De raad van de gemeente Krimpenerwaard;
gelezen het voorstel van burgemeester en wethouders;
Gelet op artikelen 149 en 229, eerste lid, aanhef en onder b, van de Gemeentewet,
Besluit:
De volgende verordening vast te stellen:
Marktverordening Gemeente Krimpenerwaard 2016
Hoofdstuk 1. Algemene Bepalingen
Artikel 1. Toepassingsgebied
Deze verordening is van toepassing op alle door burgemeester en wethouders ingestelde warenmarkten die op gezette tijden worden gehouden.

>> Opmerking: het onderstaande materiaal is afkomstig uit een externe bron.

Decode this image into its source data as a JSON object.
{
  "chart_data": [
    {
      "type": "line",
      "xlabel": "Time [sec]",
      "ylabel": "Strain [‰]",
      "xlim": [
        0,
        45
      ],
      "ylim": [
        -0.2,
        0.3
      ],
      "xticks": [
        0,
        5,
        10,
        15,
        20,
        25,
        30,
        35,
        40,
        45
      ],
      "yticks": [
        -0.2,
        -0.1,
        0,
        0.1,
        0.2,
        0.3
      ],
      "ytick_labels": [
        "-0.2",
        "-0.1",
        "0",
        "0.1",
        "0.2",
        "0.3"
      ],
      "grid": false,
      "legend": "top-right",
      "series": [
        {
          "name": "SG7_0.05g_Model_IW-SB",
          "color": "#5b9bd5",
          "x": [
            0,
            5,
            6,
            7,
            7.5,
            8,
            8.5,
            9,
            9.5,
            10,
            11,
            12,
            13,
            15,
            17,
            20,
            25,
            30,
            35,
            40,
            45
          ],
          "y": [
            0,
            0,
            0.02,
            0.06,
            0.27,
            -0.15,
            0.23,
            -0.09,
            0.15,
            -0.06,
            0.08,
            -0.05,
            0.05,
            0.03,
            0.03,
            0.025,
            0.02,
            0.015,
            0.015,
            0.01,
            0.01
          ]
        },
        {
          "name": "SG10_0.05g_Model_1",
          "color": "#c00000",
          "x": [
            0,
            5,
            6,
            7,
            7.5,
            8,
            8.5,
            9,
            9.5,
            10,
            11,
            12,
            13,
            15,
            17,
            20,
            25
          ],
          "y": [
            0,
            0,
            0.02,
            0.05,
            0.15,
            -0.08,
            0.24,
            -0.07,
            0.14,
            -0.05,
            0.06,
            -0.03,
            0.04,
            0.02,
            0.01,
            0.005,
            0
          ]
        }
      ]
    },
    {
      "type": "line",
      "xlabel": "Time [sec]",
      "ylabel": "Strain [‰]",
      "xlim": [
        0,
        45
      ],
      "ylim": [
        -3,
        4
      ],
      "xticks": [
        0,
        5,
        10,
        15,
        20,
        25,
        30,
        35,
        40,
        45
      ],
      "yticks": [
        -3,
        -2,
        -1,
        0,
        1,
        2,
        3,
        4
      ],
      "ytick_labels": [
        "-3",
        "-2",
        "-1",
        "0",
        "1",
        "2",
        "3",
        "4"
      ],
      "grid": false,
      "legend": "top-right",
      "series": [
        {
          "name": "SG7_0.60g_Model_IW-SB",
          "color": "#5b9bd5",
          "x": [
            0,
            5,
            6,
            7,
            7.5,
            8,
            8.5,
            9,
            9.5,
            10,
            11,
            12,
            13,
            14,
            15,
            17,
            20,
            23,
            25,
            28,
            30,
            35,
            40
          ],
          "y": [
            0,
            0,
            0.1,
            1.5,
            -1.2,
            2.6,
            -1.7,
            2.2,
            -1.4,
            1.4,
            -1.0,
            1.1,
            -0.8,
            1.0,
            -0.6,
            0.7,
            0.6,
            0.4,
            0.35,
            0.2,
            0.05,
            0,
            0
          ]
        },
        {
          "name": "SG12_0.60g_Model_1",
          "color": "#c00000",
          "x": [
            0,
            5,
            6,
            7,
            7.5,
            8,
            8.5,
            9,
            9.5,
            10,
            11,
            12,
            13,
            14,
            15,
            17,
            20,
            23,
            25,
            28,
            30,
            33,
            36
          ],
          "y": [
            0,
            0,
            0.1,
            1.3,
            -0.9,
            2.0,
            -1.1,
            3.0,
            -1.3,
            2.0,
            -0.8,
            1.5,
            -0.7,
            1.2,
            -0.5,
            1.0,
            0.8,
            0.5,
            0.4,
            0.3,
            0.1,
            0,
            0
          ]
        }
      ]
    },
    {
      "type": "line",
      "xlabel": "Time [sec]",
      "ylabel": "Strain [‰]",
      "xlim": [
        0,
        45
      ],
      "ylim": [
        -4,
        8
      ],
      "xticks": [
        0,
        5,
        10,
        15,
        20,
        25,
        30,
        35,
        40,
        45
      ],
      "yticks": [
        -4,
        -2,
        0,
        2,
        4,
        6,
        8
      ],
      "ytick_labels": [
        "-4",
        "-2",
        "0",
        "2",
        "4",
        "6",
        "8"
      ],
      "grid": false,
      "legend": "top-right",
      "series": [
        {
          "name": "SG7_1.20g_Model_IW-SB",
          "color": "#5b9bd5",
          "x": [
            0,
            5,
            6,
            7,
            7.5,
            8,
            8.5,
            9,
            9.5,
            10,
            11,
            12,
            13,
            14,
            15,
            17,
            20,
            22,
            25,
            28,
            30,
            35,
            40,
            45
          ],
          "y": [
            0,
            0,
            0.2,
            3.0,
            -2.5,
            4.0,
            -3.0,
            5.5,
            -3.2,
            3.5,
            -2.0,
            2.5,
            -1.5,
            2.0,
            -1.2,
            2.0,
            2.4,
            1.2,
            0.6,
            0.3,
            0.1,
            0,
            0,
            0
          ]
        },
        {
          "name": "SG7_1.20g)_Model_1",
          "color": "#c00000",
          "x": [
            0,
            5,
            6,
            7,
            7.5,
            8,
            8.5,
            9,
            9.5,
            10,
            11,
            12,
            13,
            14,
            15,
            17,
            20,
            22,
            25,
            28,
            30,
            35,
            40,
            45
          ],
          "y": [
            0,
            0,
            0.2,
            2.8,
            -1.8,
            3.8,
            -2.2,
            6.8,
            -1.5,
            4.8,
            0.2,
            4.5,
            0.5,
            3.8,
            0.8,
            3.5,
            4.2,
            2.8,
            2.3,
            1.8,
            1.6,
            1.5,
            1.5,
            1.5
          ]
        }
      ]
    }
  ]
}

Artikel 2. Inrichtingsplan
  • 1.
    Voor elke markt stellen burgemeester en wethouders een inrichtingsplan vast, dat in elk geval bevat:
    • a.
      aanduiding van de dagen en de uren waarop en eventueel de periode waarin de markt wordt gehouden (markttijd);
    • b.
      een kaart van de markt;
    • c.
      indien van toepassing, mededeling dat het anciënniteitsstelsel van artikel 5 van toepassing is;
    • d.
      aanduiding van de wijze waarop nieuwe vaste-standplaatsvergunningen, dagplaatsvergunningen en standwerkvergunningen kunnen worden verstrekt;
  • 2.
    Op de kaart zijn aangegeven:
    • a.
      de grenzen van de markt;
    • b.
      de plaatsen of gebieden die bestemd zijn voor houders van een vaste-standplaatsvergunning;
    • c.
      de maximum aantallen vaste-standplaatsvergunningen die voor een of meer branches of artikelgroepen of combinaties daarvan kunnen worden afgegeven;
    • d.
      indien van toepassing de plaatsen of gebieden die bij voorrang zijn bestemd voor houders van een dagplaatsvergunning ;
    • e.
      indien van toepassing de plaatsen of gebieden die bij voorrang zijn bestemd voor houders van een standwerkvergunning.
  • 3.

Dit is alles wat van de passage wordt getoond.